Here is the good news. An article released last month by the University of Birmingham (in England, not the US dammit), has begun the OCTAVE trial, funded by the Medical Research Council, to study immune responses to the Covid19 vaccines by those with compromised immune systems, including those with cancer.
I stated a few weeks ago, the difficult decision that I made not to currently get vaccinated. After speaking with several of my most trusted doctors, who were conflicted among themselves what I should do, and would I benefit, that I was left with my gut instinct, based on what I knew about my health history.
Historically, because I have no spleen, I have a difficult time building antibodies without having booster shots of vaccines. And it does not appear to make a difference which vaccines. Some that I have had, once thought to be lifetime, I end up with multiple boosters. And here lies the problem.
With no studies done yet, there is no data on my ability to get a booster, let alone be able to tolerate one (or more). There is no protocol to test for the antibodies to get a booster. And finally, there is no protocol to actually get a booster if you were to indeed need one. What I do know, is I am likely to be in this situation, and it needs to be studied before vaccination becomes an option. For that, I will say “thank you England.” At least you are doing something.

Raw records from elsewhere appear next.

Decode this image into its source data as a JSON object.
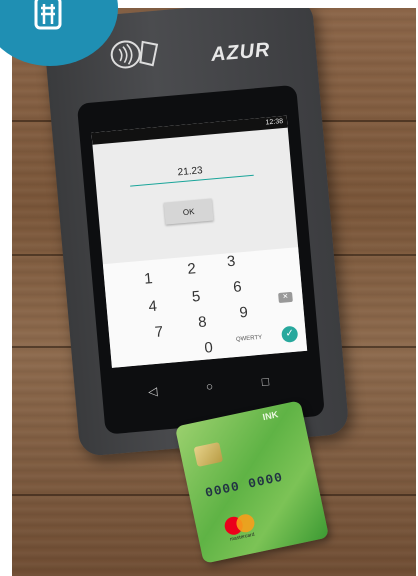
{
  "badge": {
    "icon": "pos-terminal-icon",
    "color": "#1f8fb3"
  },
  "terminal": {
    "brand": "AZUR",
    "status_time": "12:38",
    "amount": "21.23",
    "ok_label": "OK",
    "keypad": {
      "keys": [
        "1",
        "2",
        "3",
        "4",
        "5",
        "6",
        "7",
        "8",
        "9",
        "0"
      ],
      "qwerty_label": "QWERTY"
    }
  },
  "card": {
    "brand": "mastercard",
    "digits": "0000 0000",
    "bank_text": "INK",
    "colors": {
      "primary": "#5fb345",
      "accent": "#9bd06e"
    }
  }
}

The US is not standing by idle. Those studies that have not been completed so that the vaccines can be officially approved? They are still on going, either in the 2nd or 3rd stages. Data will come producing important information like “how long will immunity actually last?” Another important piece of information needed, that has not been discussed, and trust someone who knows because he has been there, being experimented on, data needs to come out on potential long term side effects from the vaccines. Sure my treatments 31 years ago cured my cancer, but they knew nothing about the side effects I would deal with decades later.

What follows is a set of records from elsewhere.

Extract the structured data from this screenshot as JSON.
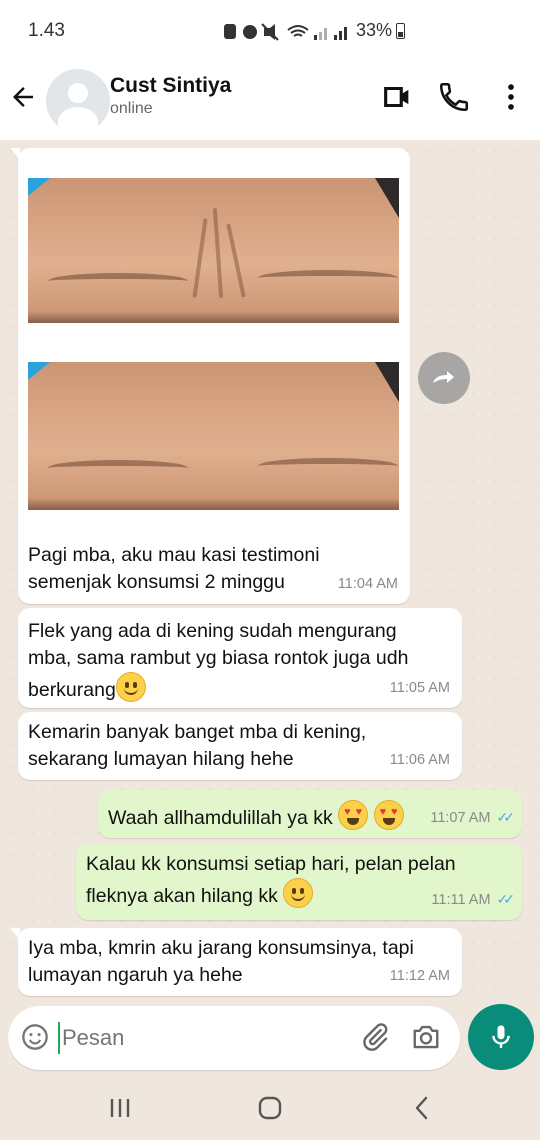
{
  "status_bar": {
    "time": "1.43",
    "battery": "33%"
  },
  "header": {
    "contact_name": "Cust Sintiya",
    "contact_status": "online"
  },
  "messages": [
    {
      "type": "in-image",
      "text_line1": "Pagi mba, aku mau kasi testimoni",
      "text_line2": "semenjak konsumsi 2 minggu",
      "time": "11:04 AM"
    },
    {
      "type": "in",
      "line1": "Flek yang ada di kening sudah mengurang",
      "line2": "mba, sama rambut yg biasa rontok juga udh",
      "line3": "berkurang",
      "emoji": "slightly-smiling-face",
      "time": "11:05 AM"
    },
    {
      "type": "in",
      "line1": "Kemarin banyak banget mba di kening,",
      "line2": "sekarang lumayan hilang hehe",
      "time": "11:06 AM"
    },
    {
      "type": "out",
      "line1": "Waah allhamdulillah ya kk",
      "emoji": "heart-eyes x2",
      "time": "11:07 AM",
      "status": "read"
    },
    {
      "type": "out",
      "line1": "Kalau kk konsumsi setiap hari, pelan pelan",
      "line2": "fleknya akan hilang kk",
      "emoji": "slightly-smiling-face",
      "time": "11:11 AM",
      "status": "read"
    },
    {
      "type": "in",
      "line1": "Iya mba, kmrin aku jarang konsumsinya, tapi",
      "line2": "lumayan ngaruh ya hehe",
      "time": "11:12 AM"
    }
  ],
  "input": {
    "placeholder": "Pesan"
  },
  "icons": {
    "back": "arrow-left-icon",
    "video": "video-call-icon",
    "call": "phone-icon",
    "menu": "more-vert-icon",
    "forward": "forward-icon",
    "emoji": "emoji-icon",
    "attach": "paperclip-icon",
    "camera": "camera-icon",
    "mic": "mic-icon"
  },
  "colors": {
    "accent": "#0a8c7a",
    "outgoing_bubble": "#e1f6cb",
    "read_ticks": "#4fa8e0",
    "chat_background": "#efe7dd"
  }
}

Clearly, I am not a scientist, so my decision, I am not an anti-vaxxer at all, is based on a hunch. That is, until the American Society of Hematology published a paper toward the end of the year, addressing questions about the Covid19 vaccine. For those unfamiliar, hematology is the study of blood, but to those of us who have a history of cancer, we know this study very well.
This is the link to the actual article. But in summary, there were two questions that stood out to me. What vaccines are approved for immunocompromised patients? Why might some patients not respond? The entire paper is quite interesting to read. But in the end, until the data is conclusive, the advice is still the same. It is up to the individual to decide based on their need.

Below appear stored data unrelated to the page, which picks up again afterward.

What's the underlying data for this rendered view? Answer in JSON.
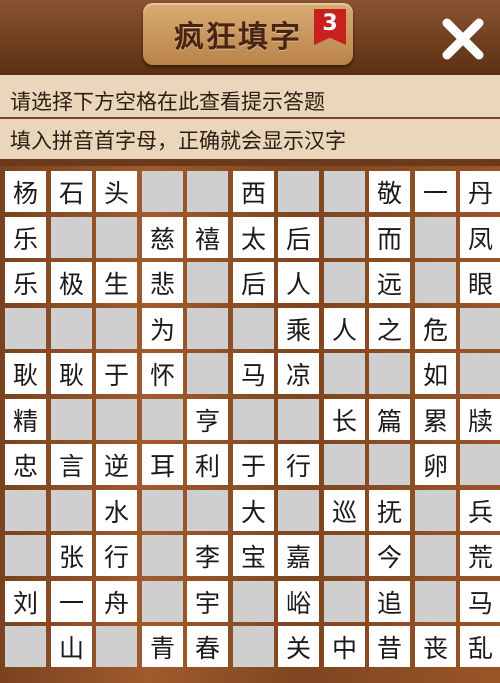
{
  "header": {
    "title": "疯狂填字",
    "level": "3",
    "close_icon": "close-icon"
  },
  "hints": {
    "line1": "请选择下方空格在此查看提示答题",
    "line2": "填入拼音首字母，正确就会显示汉字"
  },
  "colors": {
    "board_wood": "#8b4c24",
    "filled_cell": "#ffffff",
    "blank_cell": "#cfcfcf",
    "hint_panel": "#ead6bb",
    "badge": "#c8201f"
  },
  "grid": {
    "rows": 11,
    "cols": 11,
    "cells": [
      [
        "杨",
        "石",
        "头",
        null,
        null,
        "西",
        null,
        null,
        "敬",
        "一",
        "丹"
      ],
      [
        "乐",
        null,
        null,
        "慈",
        "禧",
        "太",
        "后",
        null,
        "而",
        null,
        "凤"
      ],
      [
        "乐",
        "极",
        "生",
        "悲",
        null,
        "后",
        "人",
        null,
        "远",
        null,
        "眼"
      ],
      [
        null,
        null,
        null,
        "为",
        null,
        null,
        "乘",
        "人",
        "之",
        "危",
        null
      ],
      [
        "耿",
        "耿",
        "于",
        "怀",
        null,
        "马",
        "凉",
        null,
        null,
        "如",
        null
      ],
      [
        "精",
        null,
        null,
        null,
        "亨",
        null,
        null,
        "长",
        "篇",
        "累",
        "牍"
      ],
      [
        "忠",
        "言",
        "逆",
        "耳",
        "利",
        "于",
        "行",
        null,
        null,
        "卵",
        null
      ],
      [
        null,
        null,
        "水",
        null,
        null,
        "大",
        null,
        "巡",
        "抚",
        null,
        "兵"
      ],
      [
        null,
        "张",
        "行",
        null,
        "李",
        "宝",
        "嘉",
        null,
        "今",
        null,
        "荒"
      ],
      [
        "刘",
        "一",
        "舟",
        null,
        "宇",
        null,
        "峪",
        null,
        "追",
        null,
        "马"
      ],
      [
        null,
        "山",
        null,
        "青",
        "春",
        null,
        "关",
        "中",
        "昔",
        "丧",
        "乱"
      ]
    ]
  }
}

Some need the vaccine to be at work. Of course there is the need to get kids back in school. There is a strong desire to get back to some sort of normalcy socially. And some, will need the vaccine simply not to die.
It is not an easy decision for me, and not one I have made lightly. And yes, while some still like to argue, “but they can’t seem to get their answers right or straight.” Yes, that is what happens when we are dealing with an unknown. There will be mistakes along the way medicine looks for the perfect way to deal with Covid19. Until then, just as success came with prevention for Polio, measles, and others, science will find a way out of this for us. But it has only been a year.